It didn’t take long to realize that the College Admissions Cycle of 2018 was an utter failure. No sooner was the last article published on Waitlists That Run to The Moon and Back, but Bloomberg thought they’d try and cheer everyone up by telling us that the birthrate in the US is declining at an alarming rate. Their conclusion? Fewer teens means fewer students applying to college— all colleges– making the process that much less stressful for everyone.
It may have been another long admissions season, but it didn’t take the Twitterverse long at all to respond with a collective, “What?” Several respondents pointed out that a vast majority of colleges have had empty seats on the first day of fall classes for years—according to James Murphy of Princeton Review, that number is about 78% of all colleges.

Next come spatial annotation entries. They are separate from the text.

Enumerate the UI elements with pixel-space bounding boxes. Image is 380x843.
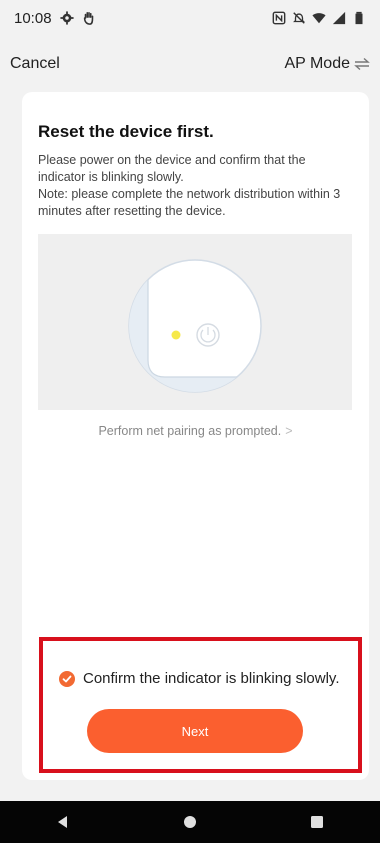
status-right (272, 11, 366, 25)
confirm-checkbox[interactable]: Confirm the indicator is blinking slowly… (59, 670, 340, 687)
wifi-icon (312, 13, 326, 24)
status-bar: 10:08 (0, 0, 380, 36)
swap-icon (354, 57, 370, 71)
mute-icon (293, 12, 305, 24)
ap-mode-label: AP Mode (284, 55, 350, 72)
next-button[interactable]: Next (87, 709, 303, 753)
status-left: 10:08 (14, 10, 96, 27)
hand-icon (83, 11, 93, 25)
home-button[interactable] (170, 802, 210, 842)
page-title: Reset the device first. (38, 122, 214, 141)
back-button[interactable] (43, 802, 83, 842)
cancel-button[interactable]: Cancel (10, 55, 60, 73)
device-illustration (38, 234, 352, 410)
ap-mode-button[interactable]: AP Mode (284, 55, 370, 73)
back-triangle-icon (58, 816, 68, 828)
chevron-right-icon: > (285, 424, 293, 438)
nfc-icon (272, 11, 286, 25)
home-circle-icon (183, 816, 196, 828)
indicator-light (171, 330, 181, 340)
net-pairing-label: Perform net pairing as prompted. (98, 424, 282, 438)
nav-bar: Cancel AP Mode (0, 44, 380, 84)
battery-icon (355, 11, 363, 25)
confirm-label: Confirm the indicator is blinking slowly… (83, 670, 340, 687)
instruction-line: minutes after resetting the device. (38, 204, 226, 218)
recents-button[interactable] (297, 802, 337, 842)
instructions: Please power on the device and confirm t… (38, 152, 356, 220)
signal-icon (332, 11, 346, 25)
net-pairing-link[interactable]: Perform net pairing as prompted. > (22, 424, 369, 438)
system-nav-bar (0, 801, 380, 843)
instruction-line: Note: please complete the network distri… (38, 187, 341, 201)
recents-square-icon (310, 816, 323, 828)
instruction-line: Please power on the device and confirm t… (38, 153, 306, 167)
status-time: 10:08 (14, 9, 52, 27)
check-icon (59, 670, 75, 687)
settings-icon (59, 11, 74, 25)
instruction-line: indicator is blinking slowly. (38, 170, 184, 184)
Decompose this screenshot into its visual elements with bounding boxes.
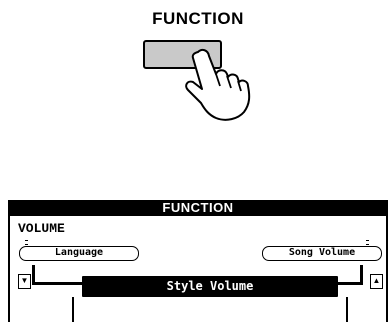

The next round of rebuttal came in the form of witty repartee, including remarks like “Well, Harvard should just become an open admissions institution,” and, “What will those poor admissions officers at Penn do with all their free time?” Bloomberg may be able to count babies, but their abacus counting the ever-rising number of Ivy League applications is apparently in the shop.
The Bloomberg piece may have come as comic relief to admissions officers who had a busy April, but it also points to a reality that has long plagued the college application process. Using national newspaper coverage of college admissions as their North Star, nearly a full generation of college applicants have had to deal with the “high stress of applying to college.” What was once viewed as a fairly simple process that took less than an hour is now viewed as a gut-wrenching, life-altering experience that makes waterboarding seem like a date with your rubber ducky. The hyperbole about the stress of applying to college is so bad, I have actually had to guide students through stress management strategies because they finished applying to college and never once felt worried about it. It was the lack of stress that was stressing them out.
The attention-grabbing headlines equating the odds of admission to college with getting hit by lightning overlook the realities school counselors know. A vast number of students will apply to four colleges or fewer, all of them within 150 miles of home. Most of those colleges will admit 75% or more of their applicants, and—to Mr. Murphy’s point—most will still have seats open in classes on the first day of the fall term. For these students, the greatest stress is how they will pay for this opportunity, but that has nothing to do with birthrate, and much to do with the times we live in.
None of that will make the front page of a single national newspaper, since it isn’t exciting or controversial. Neither will the damage that’s done by the national media’s obsession with a handful of colleges with single digit admit rates. There’s a little bit of stress involved in any college application, just like there’s a little stress involved in driving a car on the freeway; it helps you pay attention. Suggesting that a life-altering amount of stress is involved in applying to college if you’re doing it right places a burden on our children, and keeps first generation students from applying in the first place. They deserve a better, and more accurate, picture of the process.
Each year, I somehow hope this will be the time Southwest Michigan College’s need for more students will find its way to my newsfeed, and change the way America sees college. Perhaps an admissions officer from Brown will write an op-ed about this in the coming years, making it interesting enough to make coast-to-coast headlines.
After all, they’re going to have all that free time on their hands.